A few months ago, a researcher told me about his experiences with the relatively new NIH policy by which investigators are allowed to submit what we have come to call “virtual A2s.”
Under NIH’s previous single resubmission policy, if an investigator’s de novo R01 grant application (called an “A0”) was not funded, they had one chance to submit a revision (called an “A1”). If the A1 application was unsuccessful, the applicant was required to make significant changes in the application compared to the previous submissions. NIH took measures to turn away subsequent submissions that were materially similar to the unfunded A1. Under NIH’s current policy, investigators may resubmit a materially similar application as a new submission after the A1 submission. We will call these applications “virtual A2s.” The researcher told me that his virtual A2 did not fare well; although his A0 and A1 had received good scores (though not good enough for funding), the virtual A2 was not discussed. He wondered, just how likely is it for a virtual A2 to be successful?
Because we treat virtual A2s as de novo submissions, we do not link the application to previous versions; therefore, this was not a simple question to answer. However, we have taken advantage of text-mining software to identify virtual A2s and to describe their review outcomes compared to other submissions from the same investigators.
We begin with 4,952 unique R01 A1 applications that were considered for funding in fiscal year (FY) 2014 and which were not funded. These 4,952 applications had been submitted by 5,660 unique applicants (about 18% of the applications named multiple principal investigators (PIs)). We then looked through the middle of FY 2016 and found that among these 4,952, there were 4,030 cases in which at least one subsequent R01 or R21 application was submitted by these same PIs. We used text-mining software to determine the word and concept frequency of the titles, abstracts and specific aims of the subsequent applications and found that among the 4,952 unfunded applications, there were 1,090 cases in which at least one later application was more than 80% similar: these cases are counted as “any virtual A2s.”
Table 1 shows the characteristics of the baseline unfunded A1 applications according to whether they were followed by at least one virtual A2 application. As might be expected, PIs were more likely to submit a virtual A2 if the unfunded A1 had been discussed during peer review, and if the scores (if discussed) were better. New investigators were also slightly less likely to submit virtual A2s.
The figure below shows the events following unfunded A1 applications. Of the 1,090 cases in which at least one virtual A2 application was submitted, 219 – or 20% – had at least one application funded.
Table 2 shows the characteristics of the baseline unfunded A1 applications according to whether at least one corresponding virtual A2 application was funded. As might be expected, over 80% of the unfunded A1s that resulted in a successful virtual A2 were discussed in peer review groups. Otherwise there were no major differences.
In summary we found that:
- Investigators are taking advantage of the new policy. For about 22% of unsuccessful A1 applications, we see a materially similar subsequent submission, what we’re calling a virtual A2.

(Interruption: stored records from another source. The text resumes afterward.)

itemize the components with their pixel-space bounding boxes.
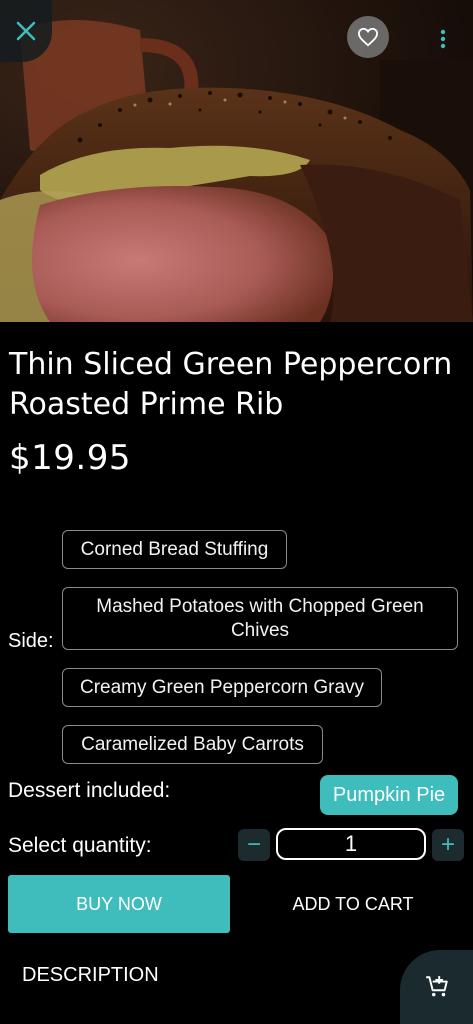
heart-outline-icon [357,27,379,47]
dessert-option-pumpkin-pie[interactable]: Pumpkin Pie [320,775,458,815]
more-options-button[interactable] [418,20,468,58]
add-to-cart-button[interactable]: ADD TO CART [248,875,458,933]
dessert-label: Dessert included: [8,779,171,802]
quantity-label: Select quantity: [8,834,152,857]
product-title: Thin Sliced Green Peppercorn Roasted Pri… [9,347,453,422]
increment-button[interactable]: + [432,829,464,861]
side-option-mashed-potatoes[interactable]: Mashed Potatoes with Chopped Green Chive… [62,587,458,650]
decrement-button[interactable]: − [238,829,270,861]
close-icon [16,21,36,41]
buy-now-button[interactable]: BUY NOW [8,875,230,933]
side-option-baby-carrots[interactable]: Caramelized Baby Carrots [62,725,323,764]
prime-rib-illustration [0,0,473,322]
add-shopping-cart-icon [425,976,448,997]
product-image [0,0,473,322]
quantity-input[interactable] [276,828,426,860]
side-option-corned-bread-stuffing[interactable]: Corned Bread Stuffing [62,530,287,569]
side-label: Side: [8,630,54,652]
side-option-peppercorn-gravy[interactable]: Creamy Green Peppercorn Gravy [62,668,382,707]
more-vertical-icon [440,29,446,49]
cart-fab-button[interactable] [400,950,473,1024]
favorite-button[interactable] [347,16,389,58]
tab-description[interactable]: DESCRIPTION [22,964,159,987]
product-price: $19.95 [9,438,131,478]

- Investigators who fail to obtain funding on an A1 remain active. We saw that 80% of the PIs with unsuccessful A1 applications submitted at least one application within the following fiscal year.
- A small number of virtual A2 applications are successful.
Returning to the question that the researcher asked me a few months ago, his story is not all that atypical: the percentage of virtual A2 applications that are funded is similar to that of de novo applications. There does not appear to be any special advantage from previous submission and review. However, there does not appear to be any disadvantage either; it appears that the policy is allowing for a small, but real, number of second-time revisions to get their chance.
I am most grateful to Andrei Manoli, Judy Riggie, and Rick Ikeda for their invaluable work on these analyses.